$$\lim_\limits {x \to \pi} \frac{(e^{\sin x} -1)}{(x-\pi)}$$
I found $-1$ as the answer and what I did was:
$\lim_\limits {x \to \pi} \frac{(e^{\sin x} -1)}{(x-\pi)}$ $\Rightarrow$ $\lim \frac{(f(x) - f(a))}{(x-a)}$ $\Rightarrow$ $f(x)=(e^{\sin x})$
$f(a)=1$
$x=x$
and $a=\pi$
So I concluded that the limit of the first function would be the same as the derivative of $f(x)$ so I did:
$\frac{d}{dx} (e^{\sin x})$ $\Rightarrow$ $-1$
But isn't it the same as using the L'HÔPITAL rule??
On
The given limit $$\lim_{x \to \pi} \frac{e^{\sin x} - 1}{x - \pi}$$ is by definition the derivative of $f(x) = e^{\sin x}$ evaluated at $x = \pi$, since $$f'(a) \equiv \lim_{x \to a} \frac{f(x) - f(a)}{x-a}.$$ Thus $$f'(x) = \cos x e^{\sin x},$$ and $$f'(\pi) = (\cos \pi) e^{\sin \pi} = -1.$$ This is completely distinct from L'Hopital's rule, which requires the consideration of the derivatives of the numerator and denominator of particular indeterminate forms.
If you want more than just the limit, Taylor series are simple and convenient.

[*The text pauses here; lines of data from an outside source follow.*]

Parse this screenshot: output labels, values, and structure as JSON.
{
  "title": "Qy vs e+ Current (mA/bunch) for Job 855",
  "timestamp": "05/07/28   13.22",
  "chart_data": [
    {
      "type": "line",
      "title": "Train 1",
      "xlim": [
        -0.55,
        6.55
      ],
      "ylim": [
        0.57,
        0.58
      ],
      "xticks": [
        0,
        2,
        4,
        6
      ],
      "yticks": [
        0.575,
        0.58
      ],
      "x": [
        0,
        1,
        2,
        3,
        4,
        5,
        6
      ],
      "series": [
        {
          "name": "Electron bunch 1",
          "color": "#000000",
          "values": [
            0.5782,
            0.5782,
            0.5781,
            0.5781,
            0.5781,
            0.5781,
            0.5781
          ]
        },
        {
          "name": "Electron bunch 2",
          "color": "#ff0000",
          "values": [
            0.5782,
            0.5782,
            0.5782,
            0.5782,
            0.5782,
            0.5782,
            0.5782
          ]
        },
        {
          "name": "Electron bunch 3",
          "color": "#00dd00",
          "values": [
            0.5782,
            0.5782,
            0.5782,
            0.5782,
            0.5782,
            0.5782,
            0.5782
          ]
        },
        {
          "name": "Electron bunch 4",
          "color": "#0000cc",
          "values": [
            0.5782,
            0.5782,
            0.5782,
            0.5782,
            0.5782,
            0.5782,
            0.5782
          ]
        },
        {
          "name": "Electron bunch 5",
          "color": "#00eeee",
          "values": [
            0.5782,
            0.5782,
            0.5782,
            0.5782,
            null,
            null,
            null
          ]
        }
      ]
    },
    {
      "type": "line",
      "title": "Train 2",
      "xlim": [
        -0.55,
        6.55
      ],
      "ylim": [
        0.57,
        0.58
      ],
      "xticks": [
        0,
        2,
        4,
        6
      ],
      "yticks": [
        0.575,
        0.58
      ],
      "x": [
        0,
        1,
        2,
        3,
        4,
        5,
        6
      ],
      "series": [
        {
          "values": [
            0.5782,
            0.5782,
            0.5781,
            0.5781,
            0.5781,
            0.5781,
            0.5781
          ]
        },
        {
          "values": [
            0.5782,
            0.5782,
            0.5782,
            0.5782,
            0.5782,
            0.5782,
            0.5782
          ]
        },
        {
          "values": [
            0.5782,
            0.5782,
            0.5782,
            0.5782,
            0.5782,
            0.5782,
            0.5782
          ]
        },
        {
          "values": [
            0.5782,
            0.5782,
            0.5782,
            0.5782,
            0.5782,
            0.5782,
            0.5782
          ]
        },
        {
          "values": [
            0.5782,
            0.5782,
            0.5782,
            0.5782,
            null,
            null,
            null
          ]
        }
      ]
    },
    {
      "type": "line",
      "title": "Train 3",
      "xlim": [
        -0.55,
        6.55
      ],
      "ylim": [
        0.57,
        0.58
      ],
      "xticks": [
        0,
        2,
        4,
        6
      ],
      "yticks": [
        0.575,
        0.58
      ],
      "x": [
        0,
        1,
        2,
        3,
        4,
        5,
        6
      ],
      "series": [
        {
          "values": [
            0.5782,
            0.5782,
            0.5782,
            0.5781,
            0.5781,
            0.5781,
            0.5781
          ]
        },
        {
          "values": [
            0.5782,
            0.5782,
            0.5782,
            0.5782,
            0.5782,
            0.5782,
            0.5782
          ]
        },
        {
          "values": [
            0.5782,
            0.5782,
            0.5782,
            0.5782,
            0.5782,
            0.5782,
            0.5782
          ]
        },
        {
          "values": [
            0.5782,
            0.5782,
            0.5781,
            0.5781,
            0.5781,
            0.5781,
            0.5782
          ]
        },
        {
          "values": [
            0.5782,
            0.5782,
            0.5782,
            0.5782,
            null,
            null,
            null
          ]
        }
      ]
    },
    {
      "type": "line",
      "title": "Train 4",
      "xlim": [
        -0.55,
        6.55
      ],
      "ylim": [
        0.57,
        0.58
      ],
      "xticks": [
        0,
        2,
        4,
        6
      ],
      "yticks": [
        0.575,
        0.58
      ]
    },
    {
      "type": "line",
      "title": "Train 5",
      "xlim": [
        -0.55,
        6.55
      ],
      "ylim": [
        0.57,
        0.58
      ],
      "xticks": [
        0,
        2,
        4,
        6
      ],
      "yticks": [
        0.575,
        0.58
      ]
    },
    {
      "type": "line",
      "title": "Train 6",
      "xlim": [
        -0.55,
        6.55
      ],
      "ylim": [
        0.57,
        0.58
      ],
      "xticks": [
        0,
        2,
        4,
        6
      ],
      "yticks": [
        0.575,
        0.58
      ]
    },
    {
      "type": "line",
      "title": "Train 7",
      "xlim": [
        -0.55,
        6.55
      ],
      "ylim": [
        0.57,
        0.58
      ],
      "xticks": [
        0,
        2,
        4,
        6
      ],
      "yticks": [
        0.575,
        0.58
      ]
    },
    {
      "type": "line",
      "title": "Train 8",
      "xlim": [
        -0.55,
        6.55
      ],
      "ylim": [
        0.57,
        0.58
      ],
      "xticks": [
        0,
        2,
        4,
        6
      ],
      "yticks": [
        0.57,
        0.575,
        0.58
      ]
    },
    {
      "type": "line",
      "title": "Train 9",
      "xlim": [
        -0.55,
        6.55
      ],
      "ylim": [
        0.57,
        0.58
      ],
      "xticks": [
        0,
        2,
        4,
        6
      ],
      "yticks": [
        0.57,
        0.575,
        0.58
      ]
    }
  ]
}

First, let us set $x=\pi+y$ and we shall consider what happens around $y=0$. $$\frac{(e^{\sin (x)} -1)}{(x-\pi)}=\frac{e^{-\sin (y)}-1}{y}$$ Now, let us use $$e^z=1+z+\frac{z^2}{2}+O\left(z^3\right)$$ So, by Taylor, $$e^{-\sin (y)}=1-\sin(y)+\frac{\sin^2(y)}{2}+\cdots$$ $$\sin(y)=y-\frac{y^3}{6}+O\left(y^4\right)$$ Combining $$e^{-\sin (y)}=1-y+\frac{y^2}{2}+O\left(y^3\right)$$ $$\frac{e^{-\sin (y)}-1}{y}=-1+\frac{y}{2}+O\left(y^3\right)$$ which shows the limit and also how it is approached.